Warnings and Precautions

• Severe neutropenia: Monitor blood counts periodically during treatment
• Severe diarrhea: Monitor and manage with antidiarrheals and fluid replacement

• Hypersensitivity reactions: Including anaphylaxis; premedicate and monitor during infusion
• Nausea/vomiting: Use antiemetic prophylaxis
• Embryo-fetal toxicity: Can cause fetal harm; advise effective contraception
• UGT1A1 polymorphism: Patients with UGT1A1*28 allele are at increased risk of neutropenia
• Lactation: Advise not to breastfeed during treatment and for 1 month after last dose

Drug Interactions

• UGT1A1 inhibitors: May increase SN-38 exposure and toxicity risk
• Strong CYP3A4 inducers: May decrease SN-38 concentrations
• Other myelosuppressive agents: May exacerbate neutropenia
• Live vaccines: Avoid concurrent administration

Adverse Effects

• Neutropenia (61%), anemia (52%), diarrhea (62%), nausea (64%), fatigue (50%), vomiting (35%)
• Alopecia (44%), constipation (32%), rash (30%), decreased appetite (26%)

• Sepsis (2%)
• Severe neutropenia (37%)
• Severe diarrhea (9%)
• Anaphylaxis (<1%)
• Pneumonitis (<1%)

Monitoring Parameters

• Complete blood count with differential
• Comprehensive metabolic panel (including liver and renal function)
• Assessment of performance status

• Monitor for infusion reactions during and for 30 minutes post-infusion
• Weekly assessment of bowel function and diarrhea management
• Regular assessment for signs of infection
• Monitoring for nausea/vomiting and nutritional status

• ECG in patients with cardiac risk factors
• Pregnancy testing in women of reproductive potential

Patient Education

• Report fever, chills, or other signs of infection immediately
• Maintain adequate hydration, especially during episodes of diarrhea
• Use antidiarrheal medication as prescribed at first sign of loose stools
• Practice effective contraception during and for 6 months after treatment
• Notify healthcare provider of all medications, including over-the-counter products
• Expect hair loss during treatment
• Plan for fatigue management and energy conservation
• Keep all scheduled laboratory appointments for safety monitoring

References

1. Bardia A, et al.
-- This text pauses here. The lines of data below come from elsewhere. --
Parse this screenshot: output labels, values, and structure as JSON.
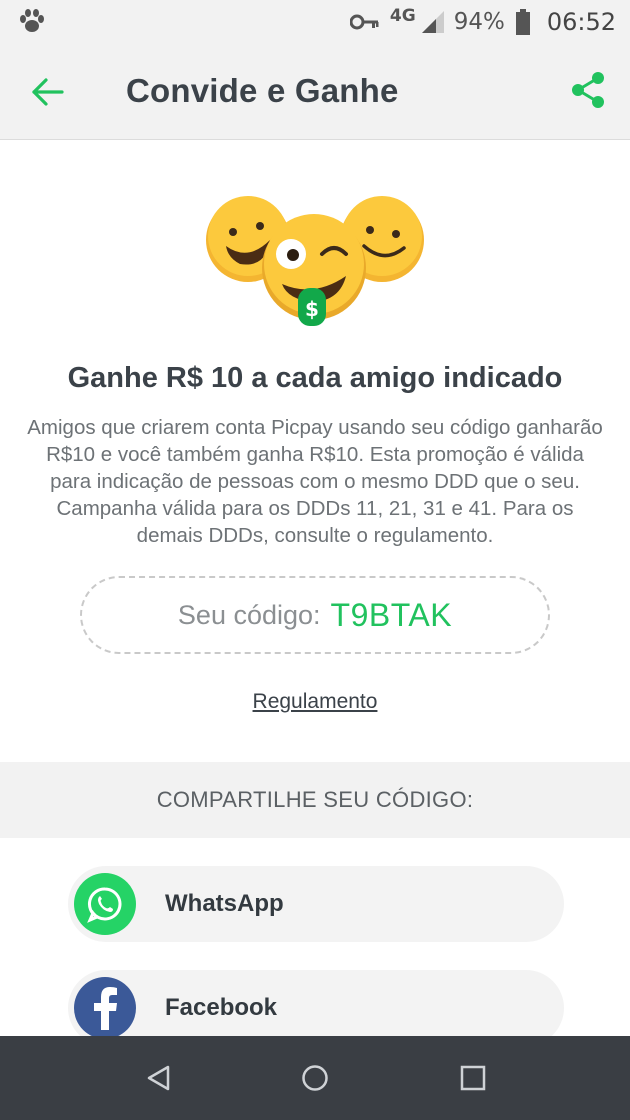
{
  "status_bar": {
    "network": "4G",
    "battery": "94%",
    "time": "06:52"
  },
  "app_bar": {
    "title": "Convide e Ganhe"
  },
  "hero": {
    "headline": "Ganhe R$ 10 a cada amigo indicado",
    "description": "Amigos que criarem conta Picpay usando seu código ganharão R$10 e você também ganha R$10. Esta promoção é válida para indicação de pessoas com o mesmo DDD que o seu. Campanha válida para os DDDs 11, 21, 31 e 41. Para os demais DDDs, consulte o regulamento.",
    "money_symbol": "$"
  },
  "referral": {
    "code_label": "Seu código:",
    "code_value": "T9BTAK",
    "rules_link": "Regulamento"
  },
  "share": {
    "header": "COMPARTILHE SEU CÓDIGO:",
    "options": [
      {
        "label": "WhatsApp",
        "icon": "whatsapp-icon",
        "color": "#25d366"
      },
      {
        "label": "Facebook",
        "icon": "facebook-icon",
        "color": "#3b5998"
      }
    ]
  },
  "colors": {
    "accent": "#21c25e",
    "nav_bar": "#3a3e44"
  }
}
Sacituzumab Govitecan-hziy in Refractory Metastatic Triple-Negative Breast Cancer. N Engl J Med. 2019;380(8):741-751. 2. FDA prescribing information: TRODELVY® (sacituzumab govitecan-hziy). 2023. 3. Tagawa ST, et al. TROPHY-U-01: A Phase II Open-Label Study of Sacituzumab Govitecan in Patients With Metastatic Urothelial Carcinoma Progressing After Platinum-Based Chemotherapy and Checkpoint Inhibitors. J Clin Oncol. 2021;39(22):2474-2485. 4. Rugo HS, et al. Sacituzumab Govitecan in Hormone Receptor-Positive/Human Epidermal Growth Factor Receptor 2-Negative Metastatic Breast Cancer. J Clin Oncol. 2022;40(29):3365-3376. 5. National Comprehensive Cancer Network (NCCN) Guidelines. Breast Cancer Version 4.2023. 6. Starodub AN, et al. First-in-Human Trial of a Novel Anti-Trop-2 Antibody-SN-38 Conjugate, Sacituzumab Govitecan, for the Treatment of Diverse Metastatic Solid Tumors. Clin Cancer Res. 2015;21(17):3870-3878.